2. The method of claim 1, wherein said one or more antioxidants are water-soluble.

3. The method of claim 2, wherein said one or more water-soluble antioxidants are selected from the group consisting of ascorbic acid, oxidized glutathione, reduced glutathione, cysteine and uric acid.

4. The method of claim 1, wherein said one or more antioxidants are fat-soluble.

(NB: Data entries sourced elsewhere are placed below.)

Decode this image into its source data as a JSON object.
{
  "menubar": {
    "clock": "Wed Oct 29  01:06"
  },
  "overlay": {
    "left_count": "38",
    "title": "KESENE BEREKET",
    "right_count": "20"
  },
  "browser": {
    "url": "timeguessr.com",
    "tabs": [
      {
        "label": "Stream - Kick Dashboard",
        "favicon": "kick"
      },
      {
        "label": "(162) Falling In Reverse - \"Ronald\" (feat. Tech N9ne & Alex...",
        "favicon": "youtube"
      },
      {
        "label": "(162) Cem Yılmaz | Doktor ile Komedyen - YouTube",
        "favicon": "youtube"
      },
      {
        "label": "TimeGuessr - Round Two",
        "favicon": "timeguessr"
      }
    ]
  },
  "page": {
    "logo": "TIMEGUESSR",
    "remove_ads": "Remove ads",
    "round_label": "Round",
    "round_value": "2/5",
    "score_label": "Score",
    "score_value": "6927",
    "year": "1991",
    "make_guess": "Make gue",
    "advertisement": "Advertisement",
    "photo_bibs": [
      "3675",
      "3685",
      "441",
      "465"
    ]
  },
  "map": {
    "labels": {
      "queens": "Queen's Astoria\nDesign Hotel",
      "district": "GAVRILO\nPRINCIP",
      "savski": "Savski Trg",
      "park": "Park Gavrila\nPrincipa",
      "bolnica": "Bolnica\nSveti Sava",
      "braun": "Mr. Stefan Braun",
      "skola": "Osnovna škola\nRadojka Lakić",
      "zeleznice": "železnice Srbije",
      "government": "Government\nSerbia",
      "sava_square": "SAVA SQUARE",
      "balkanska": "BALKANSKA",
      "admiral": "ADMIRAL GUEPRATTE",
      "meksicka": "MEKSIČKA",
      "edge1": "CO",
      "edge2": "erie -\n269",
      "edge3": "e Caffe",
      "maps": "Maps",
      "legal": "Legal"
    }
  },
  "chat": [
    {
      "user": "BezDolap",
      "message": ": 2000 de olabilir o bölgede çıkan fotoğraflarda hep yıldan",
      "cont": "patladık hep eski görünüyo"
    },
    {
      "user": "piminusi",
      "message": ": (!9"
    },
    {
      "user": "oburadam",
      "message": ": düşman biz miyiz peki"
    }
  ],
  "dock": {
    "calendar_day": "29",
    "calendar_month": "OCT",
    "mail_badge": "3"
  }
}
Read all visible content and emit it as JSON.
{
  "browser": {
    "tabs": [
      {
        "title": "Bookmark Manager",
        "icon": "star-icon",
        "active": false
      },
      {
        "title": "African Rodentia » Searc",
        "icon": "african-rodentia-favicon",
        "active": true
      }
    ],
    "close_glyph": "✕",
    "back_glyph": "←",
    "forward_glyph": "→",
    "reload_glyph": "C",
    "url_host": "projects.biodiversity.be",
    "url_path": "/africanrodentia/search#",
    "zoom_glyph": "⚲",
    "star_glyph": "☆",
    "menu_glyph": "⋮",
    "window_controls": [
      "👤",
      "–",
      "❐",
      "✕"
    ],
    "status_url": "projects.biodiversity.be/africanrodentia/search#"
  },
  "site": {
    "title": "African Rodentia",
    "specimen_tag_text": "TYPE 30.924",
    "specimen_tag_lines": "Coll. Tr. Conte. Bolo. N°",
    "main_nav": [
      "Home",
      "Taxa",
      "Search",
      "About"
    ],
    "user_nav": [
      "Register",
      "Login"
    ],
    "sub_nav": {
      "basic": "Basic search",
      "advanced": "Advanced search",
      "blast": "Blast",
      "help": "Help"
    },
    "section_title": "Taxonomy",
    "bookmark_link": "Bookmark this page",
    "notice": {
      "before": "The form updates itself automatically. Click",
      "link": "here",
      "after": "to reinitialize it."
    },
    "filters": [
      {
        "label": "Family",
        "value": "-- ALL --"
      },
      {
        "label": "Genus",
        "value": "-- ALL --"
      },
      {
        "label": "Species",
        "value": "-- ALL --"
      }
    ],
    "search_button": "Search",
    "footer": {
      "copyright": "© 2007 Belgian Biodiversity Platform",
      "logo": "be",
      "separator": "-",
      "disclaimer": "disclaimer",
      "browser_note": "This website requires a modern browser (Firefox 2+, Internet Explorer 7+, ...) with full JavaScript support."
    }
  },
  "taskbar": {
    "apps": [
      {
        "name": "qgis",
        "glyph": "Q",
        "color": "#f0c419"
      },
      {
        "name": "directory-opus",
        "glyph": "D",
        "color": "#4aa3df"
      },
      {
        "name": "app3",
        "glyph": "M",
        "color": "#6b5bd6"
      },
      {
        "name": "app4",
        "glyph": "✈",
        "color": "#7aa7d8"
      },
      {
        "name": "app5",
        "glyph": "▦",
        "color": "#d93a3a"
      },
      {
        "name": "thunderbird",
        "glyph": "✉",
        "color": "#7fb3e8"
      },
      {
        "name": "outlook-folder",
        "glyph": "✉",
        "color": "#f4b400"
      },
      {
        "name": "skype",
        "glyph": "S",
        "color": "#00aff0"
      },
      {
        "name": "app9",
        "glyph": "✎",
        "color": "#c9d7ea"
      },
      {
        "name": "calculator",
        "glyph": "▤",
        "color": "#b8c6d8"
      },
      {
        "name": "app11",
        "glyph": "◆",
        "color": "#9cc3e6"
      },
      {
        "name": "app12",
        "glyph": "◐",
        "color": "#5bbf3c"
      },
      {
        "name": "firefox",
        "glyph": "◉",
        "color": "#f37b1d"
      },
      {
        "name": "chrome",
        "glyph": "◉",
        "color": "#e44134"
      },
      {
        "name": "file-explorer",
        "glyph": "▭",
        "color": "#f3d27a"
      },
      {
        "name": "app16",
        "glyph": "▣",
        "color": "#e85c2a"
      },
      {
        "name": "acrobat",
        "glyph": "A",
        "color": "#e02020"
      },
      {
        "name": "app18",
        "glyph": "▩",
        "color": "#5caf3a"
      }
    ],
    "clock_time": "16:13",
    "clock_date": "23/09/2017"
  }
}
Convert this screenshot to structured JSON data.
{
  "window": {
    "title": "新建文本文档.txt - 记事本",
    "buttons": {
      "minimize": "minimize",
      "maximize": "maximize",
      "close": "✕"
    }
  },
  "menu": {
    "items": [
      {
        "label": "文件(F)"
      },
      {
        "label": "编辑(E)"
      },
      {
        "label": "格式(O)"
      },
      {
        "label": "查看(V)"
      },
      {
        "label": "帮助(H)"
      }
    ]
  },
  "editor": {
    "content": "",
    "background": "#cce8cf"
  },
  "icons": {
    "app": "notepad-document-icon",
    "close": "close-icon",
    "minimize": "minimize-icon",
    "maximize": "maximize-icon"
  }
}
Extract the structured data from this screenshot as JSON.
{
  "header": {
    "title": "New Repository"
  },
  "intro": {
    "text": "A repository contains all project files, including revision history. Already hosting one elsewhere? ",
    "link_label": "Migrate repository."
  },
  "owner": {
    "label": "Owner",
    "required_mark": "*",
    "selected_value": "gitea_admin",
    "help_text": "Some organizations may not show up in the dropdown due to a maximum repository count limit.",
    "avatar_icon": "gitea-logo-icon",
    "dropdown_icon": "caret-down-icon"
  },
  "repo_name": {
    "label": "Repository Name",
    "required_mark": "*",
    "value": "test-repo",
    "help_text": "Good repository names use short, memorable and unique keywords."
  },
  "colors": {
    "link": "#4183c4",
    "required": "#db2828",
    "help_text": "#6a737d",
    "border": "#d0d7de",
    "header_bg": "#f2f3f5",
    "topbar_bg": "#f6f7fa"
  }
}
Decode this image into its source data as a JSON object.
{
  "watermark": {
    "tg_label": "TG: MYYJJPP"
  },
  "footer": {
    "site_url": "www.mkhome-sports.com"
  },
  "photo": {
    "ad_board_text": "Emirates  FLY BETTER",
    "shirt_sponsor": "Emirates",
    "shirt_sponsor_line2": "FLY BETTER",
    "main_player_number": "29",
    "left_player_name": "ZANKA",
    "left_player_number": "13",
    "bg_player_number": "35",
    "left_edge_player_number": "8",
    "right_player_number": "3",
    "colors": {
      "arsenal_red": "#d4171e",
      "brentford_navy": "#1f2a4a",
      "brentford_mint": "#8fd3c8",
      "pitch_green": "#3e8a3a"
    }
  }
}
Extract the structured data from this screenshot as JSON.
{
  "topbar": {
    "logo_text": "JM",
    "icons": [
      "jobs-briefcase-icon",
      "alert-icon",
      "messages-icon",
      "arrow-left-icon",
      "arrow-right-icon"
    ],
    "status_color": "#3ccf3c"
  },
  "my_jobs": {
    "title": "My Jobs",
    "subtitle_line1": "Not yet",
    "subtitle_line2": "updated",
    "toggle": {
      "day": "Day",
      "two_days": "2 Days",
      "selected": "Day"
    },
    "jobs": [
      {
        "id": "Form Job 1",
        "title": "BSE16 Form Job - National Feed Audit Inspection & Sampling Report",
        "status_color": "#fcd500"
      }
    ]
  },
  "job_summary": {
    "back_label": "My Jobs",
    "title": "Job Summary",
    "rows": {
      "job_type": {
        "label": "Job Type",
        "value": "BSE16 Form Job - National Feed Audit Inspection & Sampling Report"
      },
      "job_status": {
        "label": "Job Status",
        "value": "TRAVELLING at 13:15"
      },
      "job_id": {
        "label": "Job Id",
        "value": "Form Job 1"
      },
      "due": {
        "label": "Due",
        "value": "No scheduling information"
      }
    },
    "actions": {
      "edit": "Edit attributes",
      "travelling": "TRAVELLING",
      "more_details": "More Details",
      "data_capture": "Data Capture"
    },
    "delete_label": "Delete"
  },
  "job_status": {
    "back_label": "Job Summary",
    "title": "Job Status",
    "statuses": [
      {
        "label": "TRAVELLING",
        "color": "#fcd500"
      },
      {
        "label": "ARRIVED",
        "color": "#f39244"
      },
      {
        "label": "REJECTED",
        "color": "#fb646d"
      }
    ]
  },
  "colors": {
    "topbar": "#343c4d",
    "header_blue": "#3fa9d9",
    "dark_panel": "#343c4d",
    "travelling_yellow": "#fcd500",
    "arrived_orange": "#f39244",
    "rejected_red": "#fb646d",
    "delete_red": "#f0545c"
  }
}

5. The method of claim 4, wherein said one or more fat-soluble antioxidants are selected from the group consisting of .alpha.-carotene, .beta.-carotene, lycopene, .alpha.-tocopherol, .gamma.-tocopherol, retinol, lutein, zeaxanthin, cryptoxanthin and coenzyme Q.sub.10.

6. The method of claim 1, wherein said antioxidants are a combination of water-soluble and fat-soluble antioxidants.

7. The method of claim 1, wherein said precautionary measures are selected from the group consisting of increased intake of one or more antioxidants, increased exercise, a change in environment, decreased dietary fat intake and decreased exposure to chemicals.